Mass migration is a symptom and a cause of poor productivity and living standards. Artificially raising the supply of labour relative to demand compresses wages. Yet net migration has effectively trebled since Brexit. While migration from Europe has subsided, migration from the rest of the world has soared — 1 in 60 people in the UK arrived within the last 12 months. Without radical house building or investment in public services, this simply dilutes Britain’s capital stock and hence living standards. And migration of less skilled people from developing economies in turn disincentivises investment in labour-saving technology or capital by keeping Britain a low-wage, low-skill economy.

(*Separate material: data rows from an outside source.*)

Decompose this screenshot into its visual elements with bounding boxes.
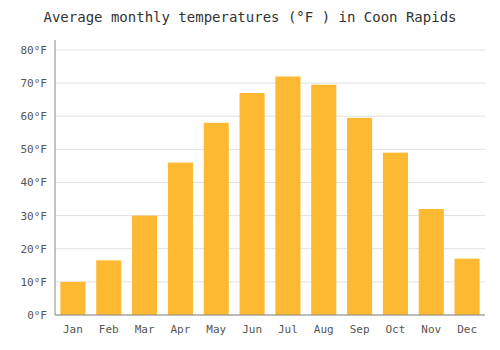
x-tick-label: Oct xyxy=(385,323,405,336)
grid-line xyxy=(55,315,485,316)
bar xyxy=(168,163,193,315)
y-tick-label: 70°F xyxy=(21,77,48,90)
x-tick-label: Jan xyxy=(63,323,83,336)
y-tick-label: 60°F xyxy=(21,110,48,123)
title: Average monthly temperatures (°F ) in Co… xyxy=(43,9,456,25)
x-tick-label: Aug xyxy=(314,323,334,336)
chart: Average monthly temperatures (°F ) in Co… xyxy=(0,0,500,350)
bar xyxy=(96,260,121,315)
grid-line xyxy=(55,149,485,150)
x-tick-label: Feb xyxy=(99,323,119,336)
grid-line xyxy=(55,83,485,84)
bar xyxy=(347,118,372,315)
bar xyxy=(455,259,480,315)
y-tick-label: 10°F xyxy=(21,276,48,289)
y-tick-label: 50°F xyxy=(21,143,48,156)
bar xyxy=(419,209,444,315)
background xyxy=(0,0,500,350)
grid-line xyxy=(55,49,485,50)
bar xyxy=(60,282,85,315)
x-tick-label: Mar xyxy=(135,323,155,336)
bars xyxy=(60,76,479,315)
y-tick-label: 80°F xyxy=(21,44,48,57)
x-tick-label: Dec xyxy=(457,323,477,336)
y-tick-label: 0°F xyxy=(27,309,47,322)
bar xyxy=(240,93,265,315)
y-tick-label: 20°F xyxy=(21,243,48,256)
x-tick-label: Jul xyxy=(278,323,298,336)
x-tick-label: Apr xyxy=(170,323,190,336)
y-axis-line xyxy=(55,40,56,315)
grid-line xyxy=(55,182,485,183)
y-tick-label: 40°F xyxy=(21,176,48,189)
x-tick-label: Nov xyxy=(421,323,441,336)
bar xyxy=(383,153,408,315)
y-tick-label: 30°F xyxy=(21,210,48,223)
grid-line xyxy=(55,116,485,117)
x-tick-label: Sep xyxy=(350,323,370,336)
x-axis-line xyxy=(55,315,485,316)
bar xyxy=(275,76,300,315)
x-tick-label: May xyxy=(206,323,226,336)
bar xyxy=(132,216,157,315)
x-tick-label: Jun xyxy=(242,323,262,336)
bar xyxy=(204,123,229,315)
bar xyxy=(311,85,336,315)
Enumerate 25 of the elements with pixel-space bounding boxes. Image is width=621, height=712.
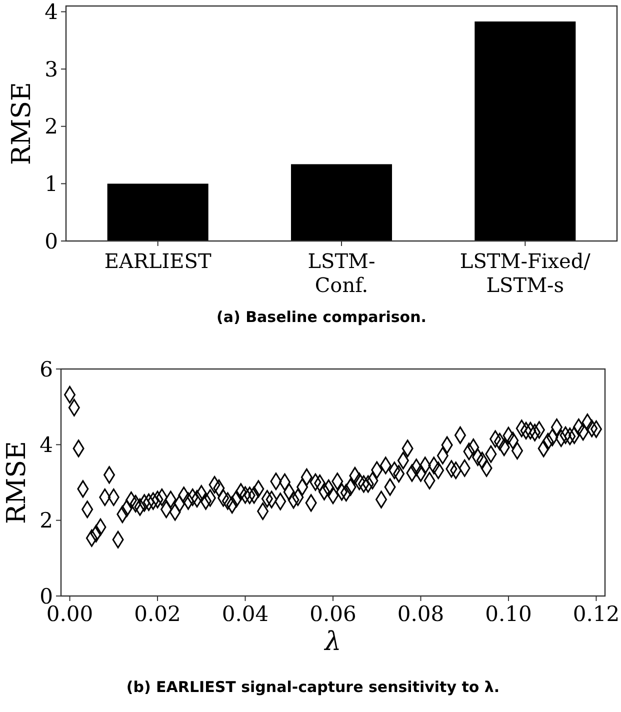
x-tick-label: EARLIEST xyxy=(104,249,212,273)
y-tick-label: 1 xyxy=(44,172,58,196)
bar xyxy=(290,164,392,241)
y-tick-label: 6 xyxy=(40,357,53,382)
text: (b) EARLIEST signal-capture sensitivity to λ. xyxy=(126,678,500,696)
x-tick-label: 0.10 xyxy=(485,602,532,626)
x-tick-label: 0.02 xyxy=(134,602,181,626)
bar xyxy=(474,21,576,241)
y-tick-label: 4 xyxy=(40,433,53,458)
x-tick-label: LSTM- Conf. xyxy=(308,249,376,297)
text: (a) Baseline comparison. xyxy=(216,308,426,326)
y-axis-title: RMSE xyxy=(7,82,37,165)
y-tick-label: 2 xyxy=(40,508,53,533)
y-tick-label: 0 xyxy=(44,229,58,254)
bar xyxy=(107,184,208,241)
y-tick-label: 4 xyxy=(44,0,58,24)
y-tick-label: 3 xyxy=(44,57,58,82)
x-tick-label: 0.04 xyxy=(222,602,269,626)
y-axis-title: RMSE xyxy=(2,441,32,524)
y-tick-label: 2 xyxy=(44,114,58,139)
x-tick-label: 0.06 xyxy=(310,602,356,626)
x-tick-label: 0.08 xyxy=(397,602,444,626)
x-tick-label: LSTM-Fixed/ LSTM-s xyxy=(460,249,591,297)
x-tick-label: 0.12 xyxy=(572,602,620,626)
x-axis-title: λ xyxy=(324,627,342,657)
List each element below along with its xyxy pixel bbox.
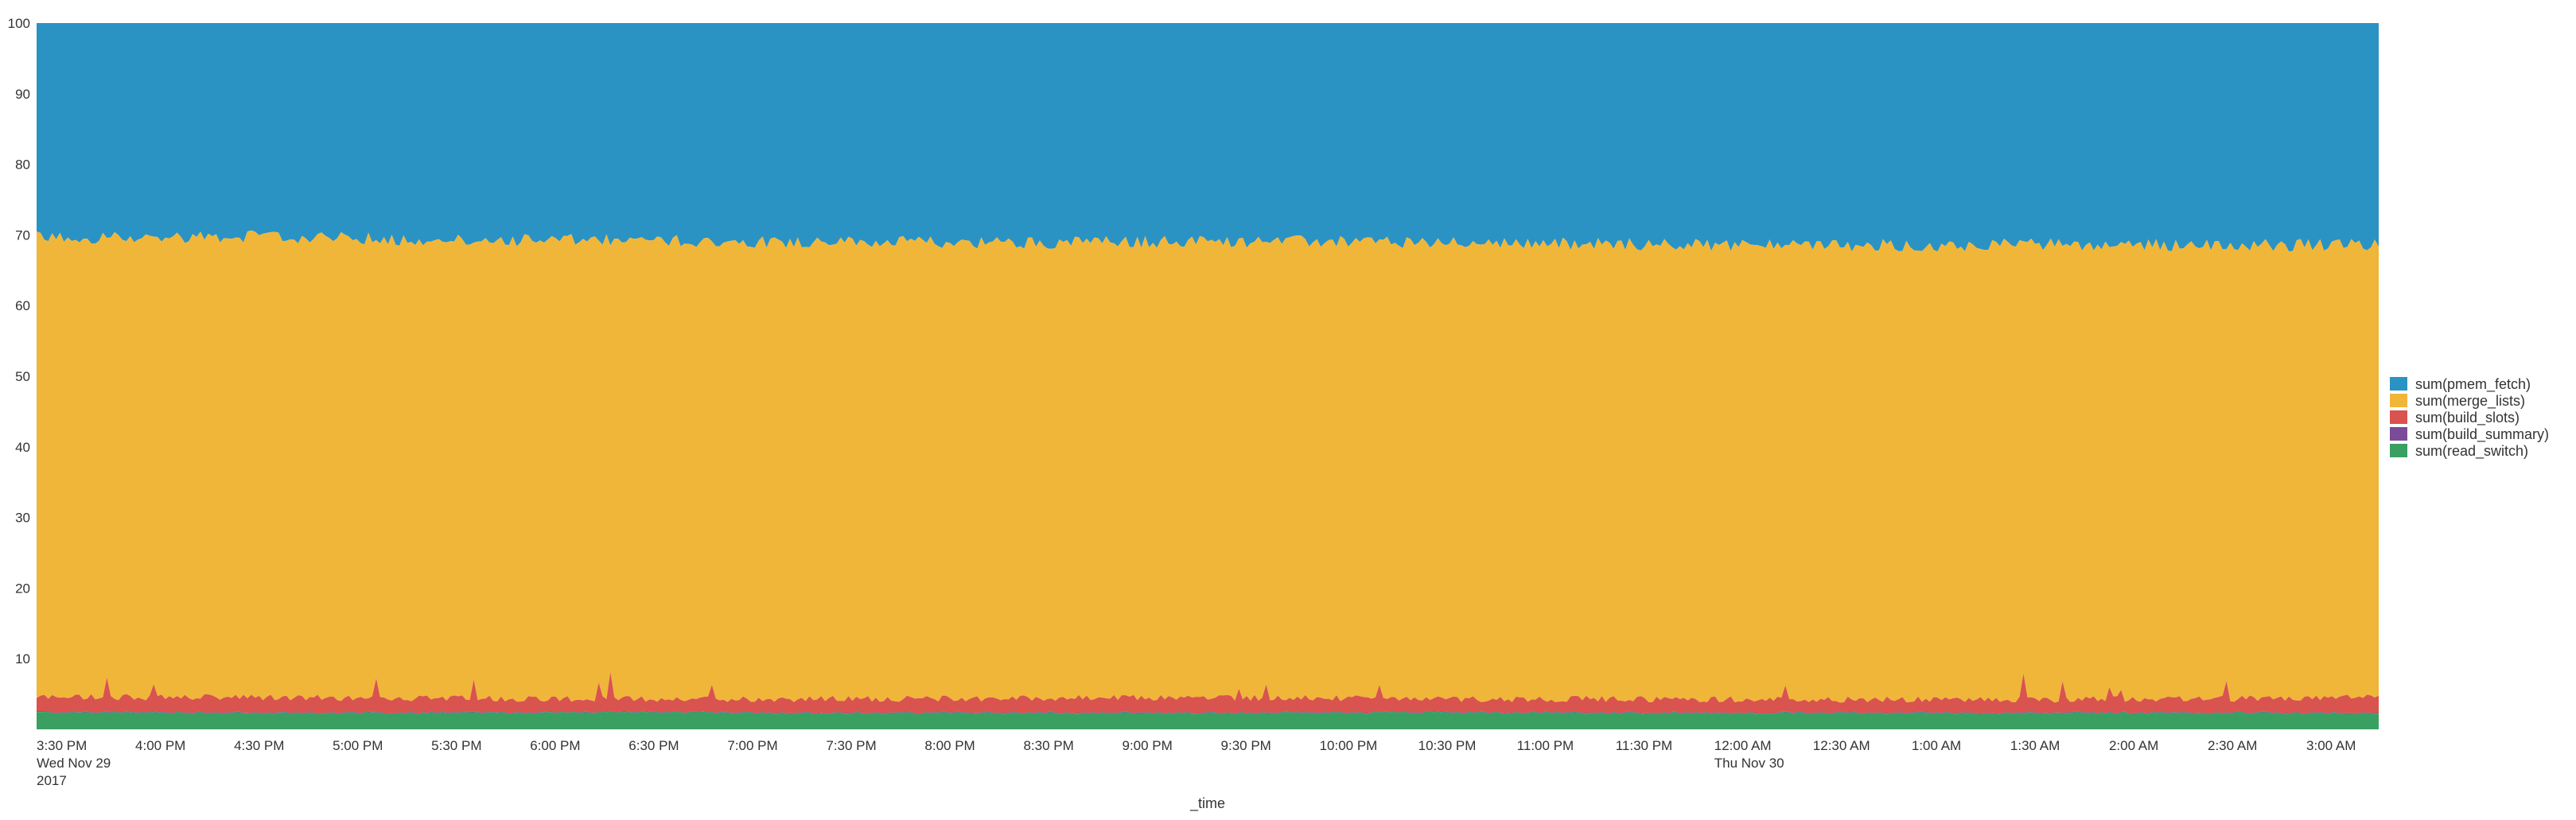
legend-swatch (2390, 377, 2407, 391)
x-tick-label: 2:00 AM (2109, 738, 2158, 753)
x-axis-title: _time (1189, 795, 1225, 812)
legend-item[interactable]: sum(pmem_fetch) (2390, 376, 2531, 393)
x-tick: 1:00 AM (1912, 738, 1961, 753)
legend-item[interactable]: sum(build_slots) (2390, 410, 2520, 426)
x-tick: 9:30 PM (1221, 738, 1271, 753)
x-tick-label: 1:00 AM (1912, 738, 1961, 753)
y-tick-label: 60 (15, 298, 30, 313)
x-tick-label: 8:30 PM (1023, 738, 1073, 753)
y-axis: 10 20 30 40 50 60 70 80 90 100 (8, 16, 30, 666)
x-tick-label: 9:30 PM (1221, 738, 1271, 753)
y-tick-label: 20 (15, 581, 30, 596)
x-tick-label: 5:30 PM (431, 738, 481, 753)
y-tick-label: 50 (15, 369, 30, 384)
x-tick: 10:00 PM (1320, 738, 1378, 753)
y-tick-label: 90 (15, 87, 30, 102)
y-tick-label: 40 (15, 440, 30, 455)
x-axis: 3:30 PM Wed Nov 29 2017 4:00 PM 4:30 PM 5:00 … (37, 738, 2356, 788)
x-tick: 7:30 PM (826, 738, 876, 753)
legend: sum(pmem_fetch)sum(merge_lists)sum(build… (2390, 376, 2549, 460)
series-area-build-slots (37, 671, 2379, 714)
x-tick: 11:00 PM (1517, 738, 1574, 753)
x-tick: 11:30 PM (1616, 738, 1673, 753)
x-tick: 12:00 AM Thu Nov 30 (1714, 738, 1784, 771)
legend-swatch (2390, 394, 2407, 407)
x-tick: 9:00 PM (1122, 738, 1172, 753)
x-tick: 4:00 PM (135, 738, 185, 753)
y-tick-label: 30 (15, 511, 30, 526)
x-tick-label: 12:00 AM (1714, 738, 1772, 753)
x-tick-label: 8:00 PM (924, 738, 975, 753)
x-tick: 3:30 PM Wed Nov 29 2017 (37, 738, 111, 788)
y-tick-label: 80 (15, 157, 30, 173)
x-tick: 12:30 AM (1813, 738, 1870, 753)
x-tick: 8:00 PM (924, 738, 975, 753)
x-tick: 5:00 PM (333, 738, 383, 753)
x-tick-label: 6:30 PM (628, 738, 679, 753)
legend-label: sum(build_slots) (2415, 410, 2520, 426)
x-tick-label: 2:30 AM (2208, 738, 2257, 753)
legend-item[interactable]: sum(merge_lists) (2390, 393, 2525, 410)
legend-item[interactable]: sum(read_switch) (2390, 443, 2528, 460)
legend-label: sum(build_summary) (2415, 426, 2549, 443)
x-tick: 1:30 AM (2010, 738, 2060, 753)
x-tick-label: 3:30 PM (37, 738, 87, 753)
series-area-pmem-fetch (37, 23, 2379, 252)
x-tick: 6:00 PM (530, 738, 580, 753)
x-tick: 2:00 AM (2109, 738, 2158, 753)
x-tick-label: 7:00 PM (727, 738, 777, 753)
legend-label: sum(merge_lists) (2415, 393, 2525, 410)
x-tick-label: 11:00 PM (1517, 738, 1574, 753)
series-area-merge-lists (37, 230, 2379, 703)
x-tick: 2:30 AM (2208, 738, 2257, 753)
x-tick-label: 4:00 PM (135, 738, 185, 753)
x-tick-label: 3:00 AM (2306, 738, 2356, 753)
x-tick: 10:30 PM (1418, 738, 1477, 753)
x-tick: 5:30 PM (431, 738, 481, 753)
x-tick-label: 7:30 PM (826, 738, 876, 753)
x-tick-label: 9:00 PM (1122, 738, 1172, 753)
x-tick-label: 10:00 PM (1320, 738, 1378, 753)
x-tick: 7:00 PM (727, 738, 777, 753)
legend-label: sum(read_switch) (2415, 443, 2528, 460)
y-tick-label: 10 (15, 651, 30, 666)
x-tick: 6:30 PM (628, 738, 679, 753)
x-tick: 4:30 PM (234, 738, 284, 753)
x-tick-label: 6:00 PM (530, 738, 580, 753)
legend-swatch (2390, 444, 2407, 457)
x-tick: 3:00 AM (2306, 738, 2356, 753)
x-tick-label: 10:30 PM (1418, 738, 1477, 753)
legend-swatch (2390, 410, 2407, 424)
series-area-read-switch (37, 711, 2379, 729)
legend-label: sum(pmem_fetch) (2415, 376, 2531, 393)
x-tick-label: 5:00 PM (333, 738, 383, 753)
x-tick-label: 4:30 PM (234, 738, 284, 753)
series-layer (37, 23, 2379, 729)
x-tick-label: 2017 (37, 773, 67, 788)
legend-item[interactable]: sum(build_summary) (2390, 426, 2549, 443)
series-area-build-summary (37, 710, 2379, 714)
x-tick-label: 1:30 AM (2010, 738, 2060, 753)
legend-swatch (2390, 427, 2407, 441)
y-tick-label: 100 (8, 16, 30, 31)
x-tick-label: Wed Nov 29 (37, 756, 111, 771)
y-tick-label: 70 (15, 227, 30, 243)
x-tick-label: Thu Nov 30 (1714, 756, 1784, 771)
x-tick-label: 12:30 AM (1813, 738, 1870, 753)
x-tick: 8:30 PM (1023, 738, 1073, 753)
x-tick-label: 11:30 PM (1616, 738, 1673, 753)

Unlike in previous decades, Britain’s biggest underlying challenge at the moment is demographic. The number of retired people being supported by the working population continues to rise. Economic inactivity is on the rise, further diminishing the workforce. Fertility is well below replacement levels. If British families don’t start having more babies, the tax burden will only inflate further – or we will have to accept profound demographic and cultural change due to immigration.
There was, however, an optimistic flash within British conservatism in 2019 when Boris Johnson won a majority on the strength of offering economic pragmatism, a better social contract between regions and classes, and a renewed sense of national cohesion symbolised by Brexit. Sadly, this vision of an “upswing” was swallowed in the doldrums of a global pandemic and the scandals associated with his leadership. It is a lost opportunity the Tory party is yet to recover.
Britain must become an exporting nation, able to capitalise on its own innovation
But the tested conservative instincts are still the right ones. After all, as Thatcher said, the facts of life are conservative. Statist socialism will do nothing to improve living standards — it would simply transfer existing private sector problems to the public sector. A potential Labour government shackled to the pay demands of public sector unions will not offer a new economic dawn. The things voters want — rising living standards driven by growth, access to housing, less immigration, less inequality, more economic security — are clear, and could be achieved with a robust national plan for regeneration.
But they cannot be achieved by a reverse-ferret to economically liberal dogma, as Liz Truss attempted — despite everything the 2019 mandate was built on — in her disastrous 49 days. If the Tories embrace a patriotic pragmatism and commit to a refreshed economic vision, prioritising growth and fairness as necessary partners, they can become the party of “one nation” once again.
Britain must become an exporting nation, able to capitalise on its own innovation, with rising wages and living standards, and the chance of home ownership for all. It must follow the rest of the developed world in adopting industrial policies to serve the domestic economic interest. And it must be willing to tackle nefarious speculation, monopolies and all vested interest — whether in the public sector or the private.
These ideas are, we suggest, profoundly conservative ones. Our current consensus has ceased to be conservative. The party’s next evolution must correct this.